Hi, I am using DifferentialEquations.jl with ComponentArrays.jl to not only integrate the state of my system but also some additional variables (by-products) which I later need to interpolate at arbitrary times (using “free” interpolation x = sol(t, Val{1}).∫x). I know this can be regarded as somewhat of a dirty trick but I can’t think of a better way to do this and my algorithm heavily relies on it being done efficiently.
My question is, how can I make it so that the additional variables do not effect the timestep’s adaptation, i.e. only use the component of the estimated error that corresponds to the “actual” state of the system to adapt the step-size?
error_estimate does not seem to be a valid keyword argument but internalnorm is (listed here) and in fact this seems to be exactly the amount of control I want.
The only thing I am slightly unsure about is “Required are two dispatches: one dispatch for the state variable and the other on the elements of the state variable (scalar norm)”. I understand that I need two methods: internalnorm(x::AbstractArray,t) and internalnorm(x::Number,t), I’m just not exactly sure why. Disregarding the explanation for now, is this pairing correct:
function custom_norm(u::AbstractArray,t)
y = u.y
return sqrt(sum(y.^2)/length(y))
end
function custom_norm(y::Number,t)
return y^2
end
if I’m re-implementing the norm from here with a single component of my ComponentArray?

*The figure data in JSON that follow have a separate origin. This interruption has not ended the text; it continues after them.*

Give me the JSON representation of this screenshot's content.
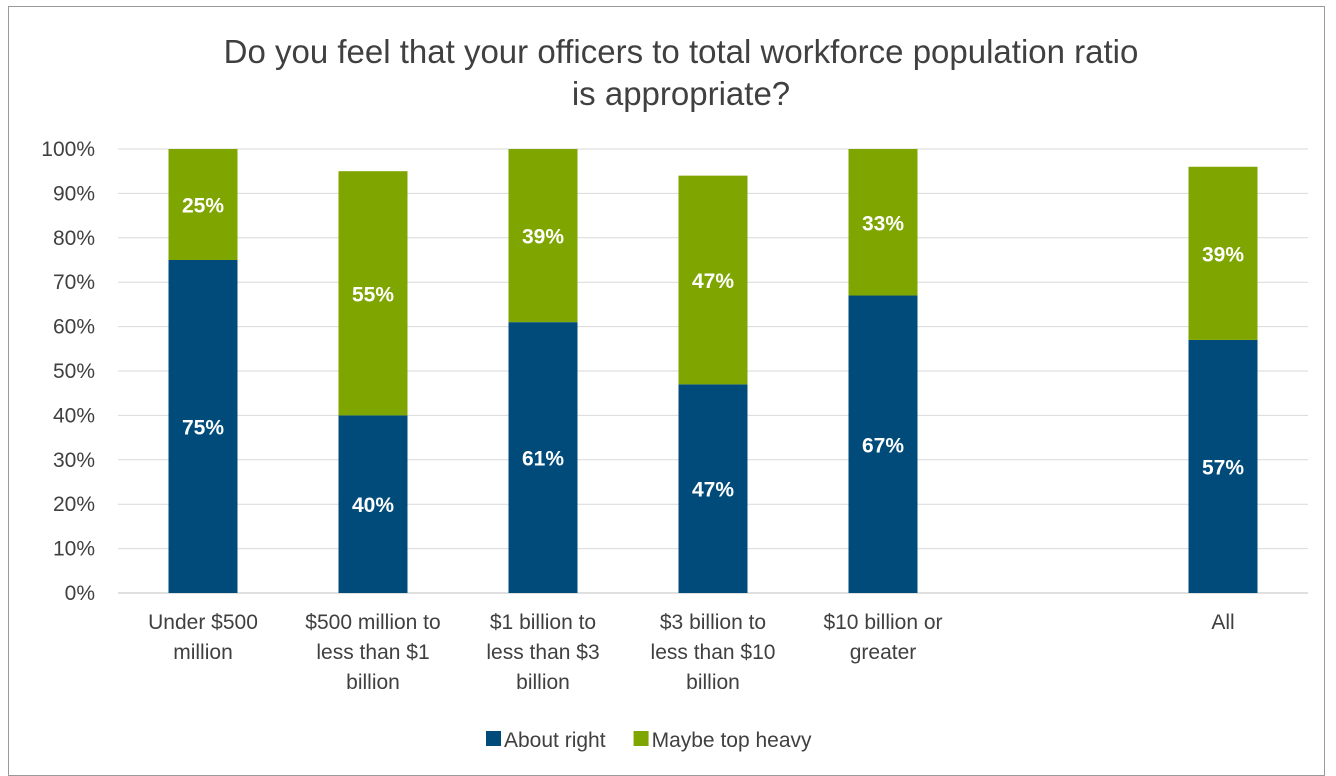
{
  "chart_data": {
    "type": "bar",
    "stacked": true,
    "title_lines": [
      "Do you feel that your officers to total workforce population ratio",
      "is appropriate?"
    ],
    "categories": [
      [
        "Under $500",
        "million"
      ],
      [
        "$500 million to",
        "less than $1",
        "billion"
      ],
      [
        "$1 billion to",
        "less than $3",
        "billion"
      ],
      [
        "$3 billion to",
        "less than $10",
        "billion"
      ],
      [
        "$10 billion or",
        "greater"
      ],
      [],
      [
        "All"
      ]
    ],
    "series": [
      {
        "name": "About right",
        "color": "#004b7a",
        "values": [
          75,
          40,
          61,
          47,
          67,
          null,
          57
        ],
        "labels": [
          "75%",
          "40%",
          "61%",
          "47%",
          "67%",
          "",
          "57%"
        ]
      },
      {
        "name": "Maybe top heavy",
        "color": "#7fa500",
        "values": [
          25,
          55,
          39,
          47,
          33,
          null,
          39
        ],
        "labels": [
          "25%",
          "55%",
          "39%",
          "47%",
          "33%",
          "",
          "39%"
        ]
      }
    ],
    "ylim": [
      0,
      100
    ],
    "yticks": [
      "0%",
      "10%",
      "20%",
      "30%",
      "40%",
      "50%",
      "60%",
      "70%",
      "80%",
      "90%",
      "100%"
    ],
    "grid": true,
    "legend_position": "bottom"
  }
}
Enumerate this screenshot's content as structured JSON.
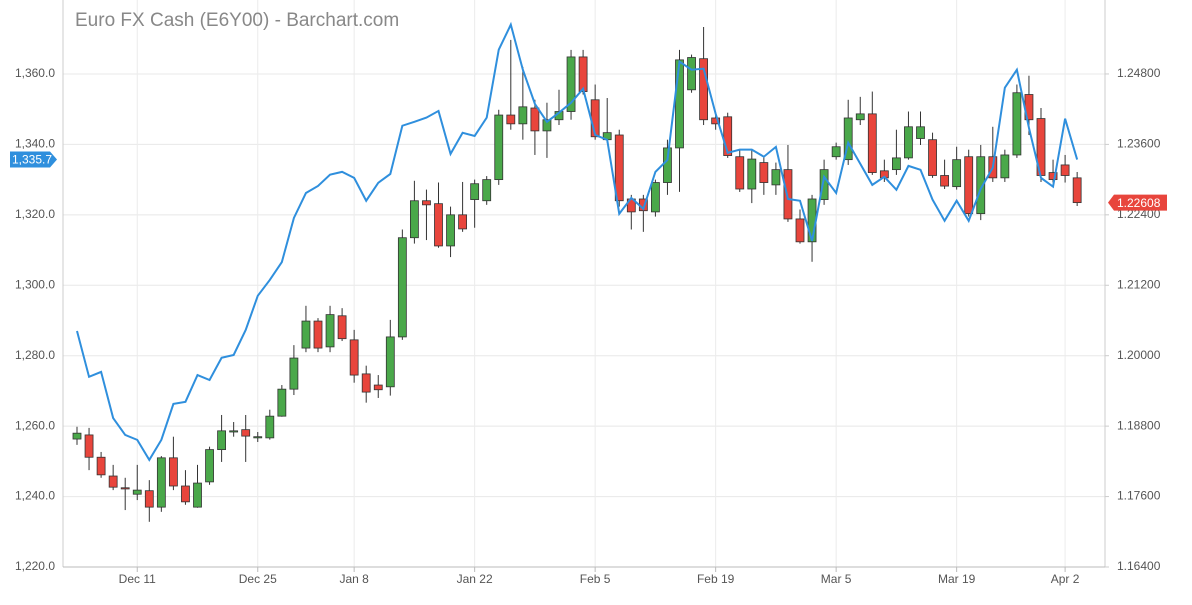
{
  "chart_data": {
    "type": "candlestick",
    "title": "Euro FX Cash (E6Y00) - Barchart.com",
    "categories": [
      null,
      null,
      null,
      null,
      null,
      "Dec 11",
      null,
      null,
      null,
      null,
      null,
      null,
      null,
      null,
      null,
      "Dec 25",
      null,
      null,
      null,
      null,
      null,
      null,
      null,
      "Jan 8",
      null,
      null,
      null,
      null,
      null,
      null,
      null,
      null,
      null,
      "Jan 22",
      null,
      null,
      null,
      null,
      null,
      null,
      null,
      null,
      null,
      "Feb 5",
      null,
      null,
      null,
      null,
      null,
      null,
      null,
      null,
      null,
      "Feb 19",
      null,
      null,
      null,
      null,
      null,
      null,
      null,
      null,
      null,
      "Mar 5",
      null,
      null,
      null,
      null,
      null,
      null,
      null,
      null,
      null,
      "Mar 19",
      null,
      null,
      null,
      null,
      null,
      null,
      null,
      null,
      "Apr 2",
      null
    ],
    "ylim": [
      1220,
      1381
    ],
    "yticks": [
      {
        "value": 1220,
        "label": "1,220.0"
      },
      {
        "value": 1240,
        "label": "1,240.0"
      },
      {
        "value": 1260,
        "label": "1,260.0"
      },
      {
        "value": 1280,
        "label": "1,280.0"
      },
      {
        "value": 1300,
        "label": "1,300.0"
      },
      {
        "value": 1320,
        "label": "1,320.0"
      },
      {
        "value": 1340,
        "label": "1,340.0"
      },
      {
        "value": 1360,
        "label": "1,360.0"
      }
    ],
    "y2lim": [
      1.164,
      1.2606
    ],
    "y2ticks": [
      {
        "value": 1.164,
        "label": "1.16400"
      },
      {
        "value": 1.176,
        "label": "1.17600"
      },
      {
        "value": 1.188,
        "label": "1.18800"
      },
      {
        "value": 1.2,
        "label": "1.20000"
      },
      {
        "value": 1.212,
        "label": "1.21200"
      },
      {
        "value": 1.224,
        "label": "1.22400"
      },
      {
        "value": 1.236,
        "label": "1.23600"
      },
      {
        "value": 1.248,
        "label": "1.24800"
      }
    ],
    "grid": true,
    "series": [
      {
        "type": "candlestick",
        "axis": "y2",
        "up_color": "#4aa84a",
        "down_color": "#e8453c",
        "open": [
          1.1858,
          1.1865,
          1.1827,
          1.1795,
          1.1775,
          1.1764,
          1.177,
          1.1742,
          1.1826,
          1.1778,
          1.1742,
          1.1785,
          1.184,
          1.187,
          1.1874,
          1.186,
          1.186,
          1.1897,
          1.1943,
          1.2013,
          1.2059,
          1.2015,
          1.2068,
          1.2027,
          1.1969,
          1.195,
          1.1947,
          1.2032,
          1.2201,
          1.2264,
          1.2259,
          1.2187,
          1.224,
          1.2266,
          1.2264,
          1.23,
          1.241,
          1.2395,
          1.2422,
          1.2383,
          1.2402,
          1.2416,
          1.2509,
          1.2436,
          1.2368,
          1.2376,
          1.2267,
          1.2267,
          1.2245,
          1.2295,
          1.2354,
          1.2453,
          1.2506,
          1.2405,
          1.2407,
          1.2339,
          1.2284,
          1.2329,
          1.2291,
          1.2317,
          1.2233,
          1.2194,
          1.2266,
          1.2339,
          1.2334,
          1.2402,
          1.2412,
          1.2315,
          1.2317,
          1.2337,
          1.237,
          1.2368,
          1.2307,
          1.2288,
          1.2339,
          1.2242,
          1.2339,
          1.2303,
          1.2342,
          1.2445,
          1.2404,
          1.2312,
          1.2325,
          1.2303
        ],
        "high": [
          1.1879,
          1.1877,
          1.1836,
          1.1814,
          1.1792,
          1.1814,
          1.1788,
          1.1829,
          1.1862,
          1.1805,
          1.1814,
          1.1845,
          1.1899,
          1.1887,
          1.1899,
          1.187,
          1.1908,
          1.195,
          1.2018,
          1.2085,
          1.2064,
          1.2085,
          1.2081,
          1.2044,
          1.1983,
          1.1967,
          1.2061,
          1.2215,
          1.2298,
          1.2283,
          1.2295,
          1.2254,
          1.2296,
          1.23,
          1.2306,
          1.2419,
          1.2538,
          1.2492,
          1.2436,
          1.2431,
          1.2453,
          1.2521,
          1.2521,
          1.2462,
          1.2439,
          1.2385,
          1.2274,
          1.2274,
          1.23,
          1.2368,
          1.2521,
          1.2513,
          1.256,
          1.241,
          1.2414,
          1.2351,
          1.2351,
          1.2339,
          1.2329,
          1.2359,
          1.2249,
          1.2274,
          1.2334,
          1.2363,
          1.2436,
          1.2441,
          1.245,
          1.2334,
          1.2385,
          1.2416,
          1.2416,
          1.238,
          1.2334,
          1.2356,
          1.2351,
          1.2359,
          1.239,
          1.2351,
          1.2462,
          1.2477,
          1.2422,
          1.2334,
          1.2342,
          1.2313
        ],
        "low": [
          1.1848,
          1.1805,
          1.1792,
          1.1771,
          1.1737,
          1.1754,
          1.1717,
          1.1734,
          1.1771,
          1.1746,
          1.1741,
          1.178,
          1.1819,
          1.1862,
          1.1819,
          1.1853,
          1.1857,
          1.1896,
          1.1933,
          1.2006,
          1.2006,
          1.2006,
          1.2025,
          1.1954,
          1.192,
          1.1928,
          1.1932,
          1.2027,
          1.2191,
          1.2197,
          1.2184,
          1.2168,
          1.2211,
          1.2218,
          1.2257,
          1.2291,
          1.2385,
          1.2368,
          1.2342,
          1.2337,
          1.2393,
          1.2402,
          1.2445,
          1.2368,
          1.2363,
          1.2254,
          1.2215,
          1.2211,
          1.2237,
          1.2274,
          1.2279,
          1.2448,
          1.2393,
          1.2385,
          1.2337,
          1.2279,
          1.226,
          1.2274,
          1.2274,
          1.2228,
          1.2191,
          1.216,
          1.2257,
          1.2334,
          1.2325,
          1.2393,
          1.2308,
          1.2296,
          1.2308,
          1.2334,
          1.2359,
          1.2303,
          1.2284,
          1.2283,
          1.2237,
          1.2231,
          1.2296,
          1.2296,
          1.2337,
          1.2376,
          1.2296,
          1.2295,
          1.2295,
          1.2255
        ],
        "close": [
          1.1868,
          1.1827,
          1.1797,
          1.1776,
          1.1773,
          1.1771,
          1.1742,
          1.1826,
          1.1778,
          1.1751,
          1.1783,
          1.184,
          1.1872,
          1.1872,
          1.1863,
          1.1862,
          1.1897,
          1.1943,
          1.1996,
          1.2059,
          1.2013,
          1.207,
          1.2029,
          1.1967,
          1.1938,
          1.1942,
          1.2032,
          1.2201,
          1.2264,
          1.2257,
          1.2187,
          1.224,
          1.2216,
          1.2293,
          1.23,
          1.241,
          1.2395,
          1.2424,
          1.2383,
          1.2402,
          1.2416,
          1.2509,
          1.245,
          1.2373,
          1.238,
          1.2264,
          1.2245,
          1.2247,
          1.2295,
          1.2354,
          1.2504,
          1.2508,
          1.2402,
          1.2395,
          1.2341,
          1.2284,
          1.2335,
          1.2295,
          1.2317,
          1.2233,
          1.2194,
          1.2267,
          1.2317,
          1.2356,
          1.2405,
          1.2412,
          1.2312,
          1.2303,
          1.2337,
          1.239,
          1.239,
          1.2307,
          1.2289,
          1.2334,
          1.2242,
          1.2339,
          1.2303,
          1.2342,
          1.2448,
          1.2402,
          1.2307,
          1.23,
          1.2307,
          1.22608
        ]
      },
      {
        "type": "line",
        "axis": "y",
        "color": "#2f8fdd",
        "values": [
          1287.0,
          1274.0,
          1275.4,
          1262.3,
          1257.5,
          1256.1,
          1250.4,
          1256.1,
          1266.3,
          1266.9,
          1274.5,
          1273.1,
          1279.4,
          1280.2,
          1287.3,
          1297.0,
          1301.5,
          1306.6,
          1319.1,
          1326.2,
          1328.2,
          1331.4,
          1332.2,
          1330.5,
          1324.0,
          1329.1,
          1331.6,
          1345.3,
          1346.4,
          1347.6,
          1349.5,
          1337.3,
          1343.3,
          1342.4,
          1347.6,
          1366.9,
          1374.0,
          1361.2,
          1351.5,
          1346.4,
          1349.0,
          1351.8,
          1355.8,
          1342.7,
          1341.3,
          1320.3,
          1324.8,
          1321.7,
          1332.2,
          1335.6,
          1363.5,
          1361.2,
          1361.5,
          1348.7,
          1337.6,
          1338.5,
          1338.5,
          1336.5,
          1339.3,
          1324.5,
          1324.0,
          1312.6,
          1330.8,
          1326.2,
          1340.5,
          1334.5,
          1328.5,
          1330.8,
          1327.1,
          1333.9,
          1332.8,
          1324.3,
          1318.3,
          1324.0,
          1318.3,
          1327.4,
          1333.4,
          1356.1,
          1361.2,
          1344.7,
          1330.5,
          1328.0,
          1347.3,
          1335.7
        ],
        "value_labels": [
          null,
          null,
          null,
          null,
          null,
          null,
          null,
          null,
          null,
          null,
          null,
          null,
          null,
          null,
          null,
          null,
          null,
          null,
          null,
          null,
          null,
          null,
          null,
          null,
          null,
          null,
          null,
          null,
          null,
          null,
          null,
          null,
          null,
          null,
          null,
          null,
          null,
          null,
          null,
          null,
          null,
          null,
          null,
          null,
          null,
          null,
          null,
          null,
          null,
          null,
          null,
          null,
          null,
          null,
          null,
          null,
          null,
          null,
          null,
          null,
          null,
          null,
          null,
          null,
          null,
          null,
          null,
          null,
          null,
          null,
          null,
          null,
          null,
          null,
          null,
          null,
          null,
          null,
          null,
          null,
          null,
          null,
          null,
          "1,335.7"
        ]
      }
    ]
  }
}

First of all the other answer was an AI-generated post that was meant to include an advertisement link. So I would not deem its content trustworthy.
I wonder whether this is actually a bad idea. After all you clearly care about the additional quantities right? So you would want to have them accurate. Would it not make sense to have the integrator know about them and ensure they are converged?
Otherwise I would suggest using Interpolations.jl to interpolate the quantities of interest between timepoints.
I had my suspicions… guess this is a common thing now.
I am on the fence regarding this. But my reasoning for excluding them is that accuracy of the state is clearly more important as all errors in its integration accumulate. In contrast the accuracy of the by-products is determined by the accuracy of the state at the given time.
I think it would be a shame to not to use the genius of “dense” output, especially as it uses individual stages of each step which is data that other interpolation techniques would disregard.
I mean you can also just compute your quantity at each time point from the dense output, can’t you? That should be conceptually equivalent, no? Note if you require derivatives you can get them from the solution object as well (but I don’t recall the symtax right now).